Automatic frequency dictionaryof connectivity by Lina Kostenko and Mykola Vinhranovsky

УДК 811.161.2’42:004
DOI: https://doi.org/10.17721/2520-6397.2023.1.01

Nataliia DARCHUK, Dr Hab., Prof., Taras Shevchenko National University of Kyiv, Kyiv, Ukraine

ORCID: 0000-0001-8932-9301


Automatic frequency dictionaryof connectivity by Lina Kostenko and Mykola Vinhranovsky (pdf)

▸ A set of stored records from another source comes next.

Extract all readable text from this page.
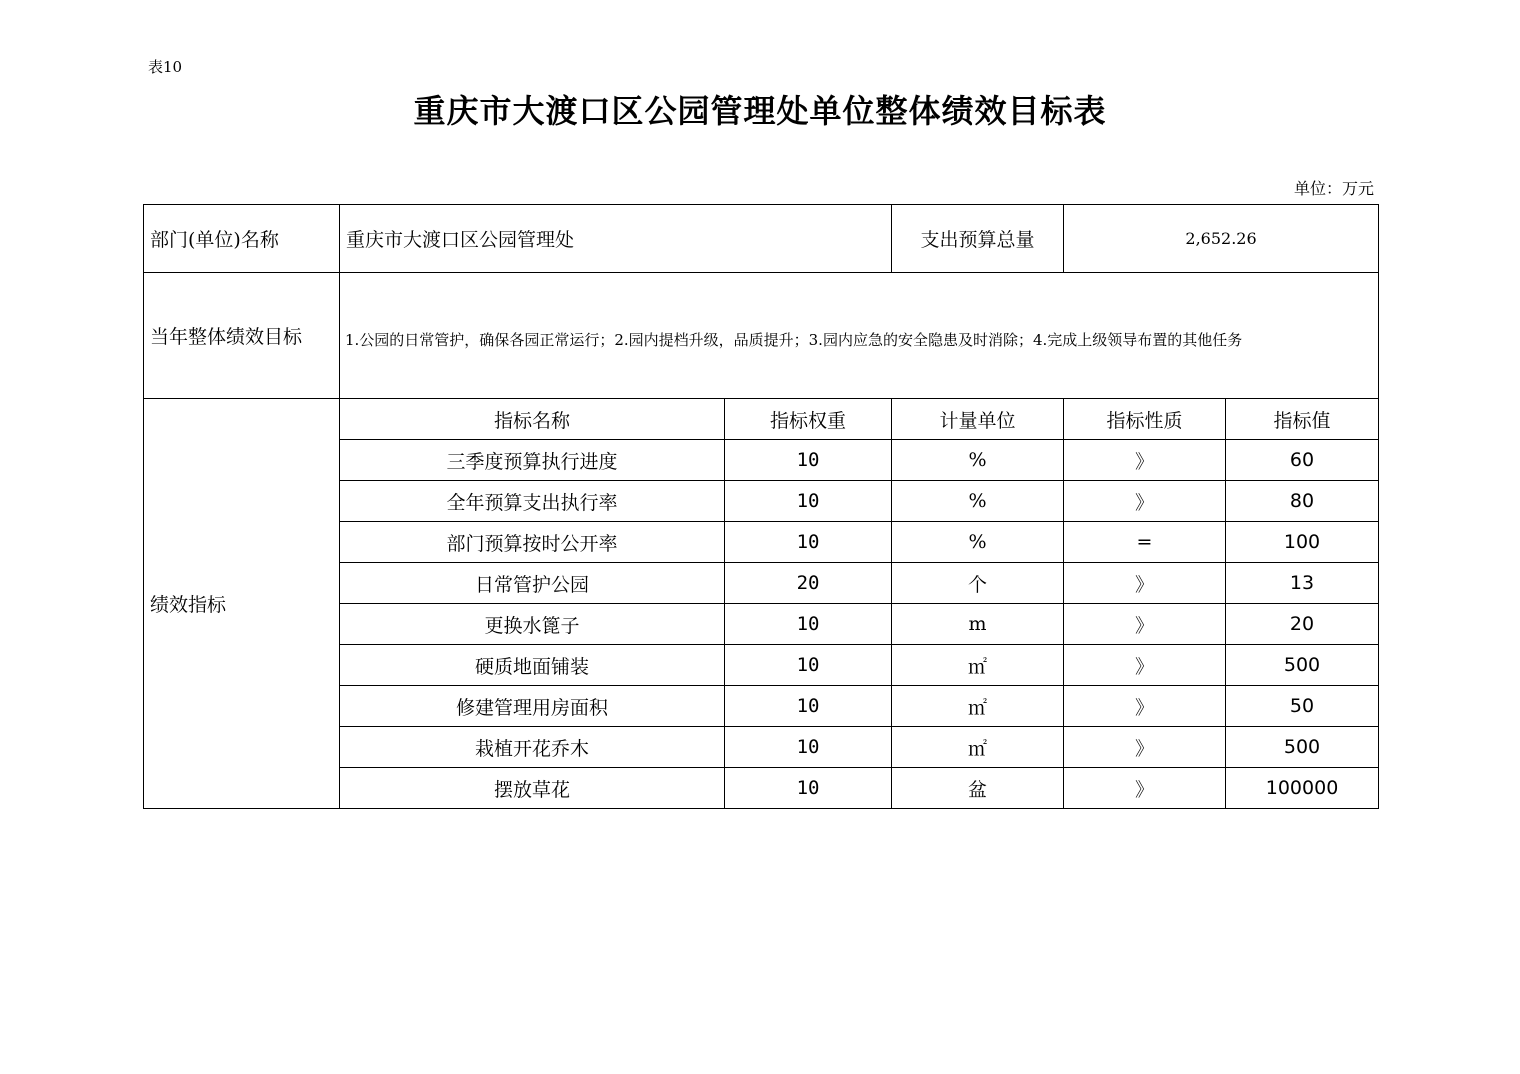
表10
重庆市大渡口区公园管理处单位整体绩效目标表
单位：万元
部门(单位)名称	重庆市大渡口区公园管理处		支出预算总量	2,652.26	
当年整体绩效目标	1.公园的日常管护，确保各园正常运行；2.园内提档升级，品质提升；3.园内应急的安全隐患及时消除；4.完成上级领导布置的其他任务				
绩效指标	指标名称	指标权重	计量单位	指标性质	指标值
	三季度预算执行进度	10	%	》	60
	全年预算支出执行率	10	%	》	80
	部门预算按时公开率	10	%	=	100
	日常管护公园	20	个	》	13
	更换水篦子	10	m	》	20
	硬质地面铺装	10	㎡	》	500
	修建管理用房面积	10	㎡	》	50
	栽植开花乔木	10	㎡	》	500
	摆放草花	10	盆	》	100000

The article is devoted to the description of the linguistic support for the automatic arrangement of the word combinations of the text in the electronic dictionary, as well as to the comparative linguistic analysis of the obtained author’s dictionaries of the word combinations of the poetic text of Lina Kostenko (total volume of 30,057 word usages) and Mykola Vinhranovskyi (total volume of 20,317 word usages), placed in the Corpus of the Modern Ukrainian Language. The purpose of the analysis is to identify common and
different phrases in functioning, with the establishment of the parameterization of the author’s style. The relevance of the topic is obvious in connection with the need to establish the grammatical and lexical valence of words, typical partlanguage conjunctiveness, laws of combinatorics of word combinations of various types and degrees. The novelty lies both in the approach itself, that is, in the possibility of automatically creating an alphabetic-frequency dictionary, and in the method of implementation: the phrase dictionary is part of the syntactic representation of a sentence in the form of a model – a graphic representation of a dependency tree, which is also an interesting tool for characterizing syntactic categories – predicativeness, order etc. The task of the parser was to identify all types of conjugation – predicative, subjunctive and consecutive – of each word in the text. Since the lexical-grammatical nature of a word determines its ability to combine with other words, word combinations are divided into noun, adjective, pronoun, numeral, verb and adverb. The article deals with simple binary phrases with or without a preposition, which can be extended into complex ones, because the analysis of the content structure is
required to determine their composition. The perspective of the project is in further use in the semantic analysis of the text, as well as a finished product for linguistic research on the syntax of the Ukrainian language.

Keywords: parser, phrase, dependency tree, frequency.